On the wholesale side, AMA wholesales vehicle aftercare and accessories, and sells parts, bull bars, and operates brakes and transmission servicing workshops. Listed in 2006, the small-cap has managed to reduce more than $50 million debt in February 2009 to less than $20 million today. Projections have it under $10 million by June 2014.
Growth this year at AMA has largely been from accessory distribution. This has continued to be a driver, with vehicle accessory distribution revenue rising more than 35% in the first quarter of FY13, and total revenue up almost 17% compared with the comparable quarter last year.
These are well-managed companies that have found profitable niches in the automotive market – Four-wheel drive accessories and modifications for ARB, and publishing parts catalogues and price quoting software for Infomedia.
ARB opened four new stores this year, and has more than 100 independent stockists. Executive chairman Roger Brown told the company’s recent AGM that research and development expenditure had increased, and that “the 2011/12 year was a year in which a significant number of new vehicle released occurred, providing new product opportunities for ARB.”
The company also reported 6% sales growth, 2% profit growth, and 9% dividend growth in spite of the apparently challenging wider retail malaise.
The way forward
The obvious question for investors is whether the good times can keep going.
While interest rates remain low, facilitating cheap financing, and the Australian dollar remains high, it is hard to see that Australia’s appetite for cars will diminish.
Many of the above companies have already reported strong sales in the first quarter of this fiscal year, and continuing growth in demand.
The expansive geography of Australia, coupled with often limited public transport systems in major cities, means cars are still expected to be the dominant mode of transport going forward. NSW government statistics found that over a 20 year period Sydney’s population grew 21%, but car trips increased 41% and the number of cars grew 58%.
New car makers are entering the market, China’s automotive manufacturing is emerging, and Australia has more brands of new cars available than the US. Adding to this is the growing movement towards the electric car, and the related technology and infrastructure growth that goes with that.
Finally, perhaps the most important area looking ahead for the industry and its related businesses is offshore. Dilena says “new export opportunities are essential for the future viability of the auto manufacturing industry in Australia”, and this holds true for the ongoing growth of many of the companies discussed above as well.
ARB grew export sales 6% in fiscal 2012, and said Thailand was becoming a “useful contributor”, but that the strength of the dollar was a major impediment to export growth.

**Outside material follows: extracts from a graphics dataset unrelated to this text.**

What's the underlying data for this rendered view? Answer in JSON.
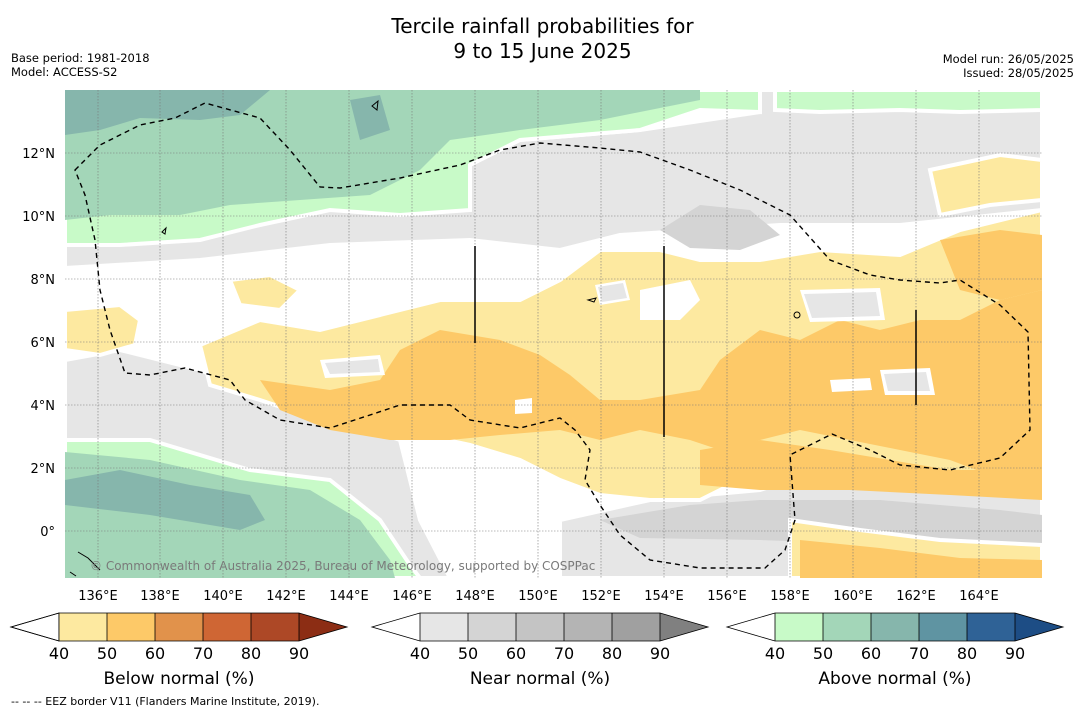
{
  "title": {
    "line1": "Tercile rainfall probabilities for",
    "line2": "9 to 15 June 2025"
  },
  "meta_left": {
    "base_period": "Base period: 1981-2018",
    "model": "Model: ACCESS-S2"
  },
  "meta_right": {
    "model_run": "Model run: 26/05/2025",
    "issued": "Issued: 28/05/2025"
  },
  "map": {
    "lon_labels": [
      "136°E",
      "138°E",
      "140°E",
      "142°E",
      "144°E",
      "146°E",
      "148°E",
      "150°E",
      "152°E",
      "154°E",
      "156°E",
      "158°E",
      "160°E",
      "162°E",
      "164°E"
    ],
    "lat_labels": [
      "12°N",
      "10°N",
      "8°N",
      "6°N",
      "4°N",
      "2°N",
      "0°"
    ],
    "copyright": "© Commonwealth of Australia 2025, Bureau of Meteorology, supported by COSPPac",
    "extent": {
      "lon_min": 135,
      "lon_max": 166,
      "lat_min": -1.5,
      "lat_max": 14
    },
    "colors": {
      "below": [
        "#fde9a0",
        "#fdc968",
        "#e1924b",
        "#cf6634",
        "#ad4826",
        "#8c2d14"
      ],
      "near": [
        "#e6e6e6",
        "#d4d4d4",
        "#c4c4c4",
        "#b4b4b4",
        "#a0a0a0",
        "#808080"
      ],
      "above": [
        "#c8fac8",
        "#a3d6b8",
        "#86b6ac",
        "#5f94a2",
        "#2f6296",
        "#1d4d85"
      ]
    }
  },
  "colorbars": [
    {
      "title": "Below normal (%)",
      "ticks": [
        "40",
        "50",
        "60",
        "70",
        "80",
        "90"
      ]
    },
    {
      "title": "Near normal (%)",
      "ticks": [
        "40",
        "50",
        "60",
        "70",
        "80",
        "90"
      ]
    },
    {
      "title": "Above normal (%)",
      "ticks": [
        "40",
        "50",
        "60",
        "70",
        "80",
        "90"
      ]
    }
  ],
  "footnote": "--  --  -- EEZ border V11 (Flanders Marine Institute, 2019)."
}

Recently-listed iCar Asia (ICQ) is an up-and-coming Australian company that owns automotive websites in Indonesia, Malaysia and Thailand – seeking the same kind of success Carsales has had in Australia from the less mature regional markets.
Looking ahead, the dollar looks to be a two-edged sword for the industry. A lower dollar would increase export opportunities for local manufacturers, open up new markets and help to maintain the strong growth seen this year. However that same purchasing power is driving affordability here, and contributing to a car market fully recovered from the global financial crisis and now posting record sales.
Some Australian automotive businesses may bemoan the currency – but given the success seen above in a string of secondary companies which the high dollar has made possible through surging new car sales perhaps they, and investors, should see the opportunities instead.